Having such a defined range would ensure that there is a uniform interpretation of section 3(d).
The most recent edition of “Approved Drug Products with therapeutic equivalence evaluations” is available at:
http://www.fda.gov/ucm/groups/fdagov-public/%40fdagov-drugs-gen/documents/document/ucm071436.pdf
It is a pleasure and privilege to commend the learned Author for his excellent article focusing on a possible ‘metric’ for ‘therapeutic efficacy’.
I wish to submit the following for the Authors comments:
The Author with his DSP background would appreciate that the Statistical & Econometric Models (say in DSS) include only significant ‘numerical’ parameters and ignore ‘qualitative’ parameters, however important they may be! Hence, the reliance of Managers on their ‘sixth sense crystallized by vast experience’.
Exactly the same way, I present the argument that ‘LAW SHOULD NEVER attempt to QUANTIFY’ and so pursue ‘precision’. Law should purposefully be left ‘VAGUE’ so that the erudite Judge could use his experience in judging a case in the backdrop of the continuously changing socio-economic factors of the society that can only be qualitatively gazed by him.
Poolla R.K. Murti
Law should be interpreted in the backdrop of the continuously changing socio-economic factors. However, law can never left to be vague. The drawbacks could be significant as you can appreciate in the chain of events relating to sec 3 (d) post year 2005.
I feel in all this debate about sec 3 (d) quantifying, interpreting the section in light of words such as efficacy and significantly, the true intention of legislature : ‘To check exploitation of patent regime by way of evergreening of drugs’ seems to have been diluted.
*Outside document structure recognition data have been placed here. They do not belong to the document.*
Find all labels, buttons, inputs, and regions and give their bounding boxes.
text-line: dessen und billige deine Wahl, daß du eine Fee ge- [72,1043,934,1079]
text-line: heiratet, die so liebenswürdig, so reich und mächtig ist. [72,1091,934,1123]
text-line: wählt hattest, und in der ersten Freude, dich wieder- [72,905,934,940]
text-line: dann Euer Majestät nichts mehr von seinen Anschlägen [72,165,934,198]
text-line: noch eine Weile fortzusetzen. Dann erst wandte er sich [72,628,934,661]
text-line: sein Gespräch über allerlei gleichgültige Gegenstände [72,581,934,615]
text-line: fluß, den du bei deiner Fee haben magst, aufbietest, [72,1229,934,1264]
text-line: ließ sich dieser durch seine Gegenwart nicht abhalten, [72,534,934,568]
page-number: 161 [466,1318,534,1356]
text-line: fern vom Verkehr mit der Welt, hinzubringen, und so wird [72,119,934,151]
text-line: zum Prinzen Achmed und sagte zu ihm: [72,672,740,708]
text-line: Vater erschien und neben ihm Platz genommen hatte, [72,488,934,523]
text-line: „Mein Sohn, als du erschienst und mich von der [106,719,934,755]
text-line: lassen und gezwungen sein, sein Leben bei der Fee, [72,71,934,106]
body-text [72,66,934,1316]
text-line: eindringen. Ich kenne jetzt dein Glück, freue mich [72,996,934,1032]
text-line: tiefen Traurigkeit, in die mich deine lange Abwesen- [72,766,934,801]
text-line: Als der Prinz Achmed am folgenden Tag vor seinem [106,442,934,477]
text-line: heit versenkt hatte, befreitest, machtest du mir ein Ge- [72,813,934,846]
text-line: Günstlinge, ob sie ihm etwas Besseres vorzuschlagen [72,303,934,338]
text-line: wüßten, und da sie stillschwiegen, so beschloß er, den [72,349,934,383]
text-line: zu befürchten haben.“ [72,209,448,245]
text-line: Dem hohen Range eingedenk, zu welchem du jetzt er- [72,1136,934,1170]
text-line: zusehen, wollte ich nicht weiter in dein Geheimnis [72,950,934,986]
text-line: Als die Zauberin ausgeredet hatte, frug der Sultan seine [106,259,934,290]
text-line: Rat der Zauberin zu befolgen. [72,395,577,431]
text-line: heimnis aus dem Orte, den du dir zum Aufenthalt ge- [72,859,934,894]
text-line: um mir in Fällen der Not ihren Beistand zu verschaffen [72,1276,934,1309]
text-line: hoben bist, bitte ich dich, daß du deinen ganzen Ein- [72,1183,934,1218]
Section 3 (d) in my opinion is an example of how a poorly drafted legislation can dilute the true intention of the legislature.
@ Rajiv – A very nice analysis. However, can we come down to a quantifiable range for exclusion is still a point of debate.
Regards,
Kshitij
Dear Dr. Murti,
Thank you for your comment.
In order to answer your query, consider the following questions:
In the case of patents, it is the Examiner/patent office who first determine whether something is prohibited/patentable. If the law is vague, what stops the Examiner from arbitrarily granting/refusing patents?
Then when a patent is litigated, what stops a judge from granting or refusing an injunction on an arbitrary basis?
The answer to both is that if the law is precise, then it is not vague-less room to grant/receive favors and follow exact procedures.
sir the term in 3( d) r pharmacological term it it can not be put in matrix of numerical the term inovation must be seen in to it pl note that if is injection than 100 persent bioavilable than your logic failed of bioavalibility fail pl think [email protected]
It is all medical practitioners, who decide the bio-equivalency, and not the law. Of course there is some disparity by which others may exploit it. Even in common law this happening.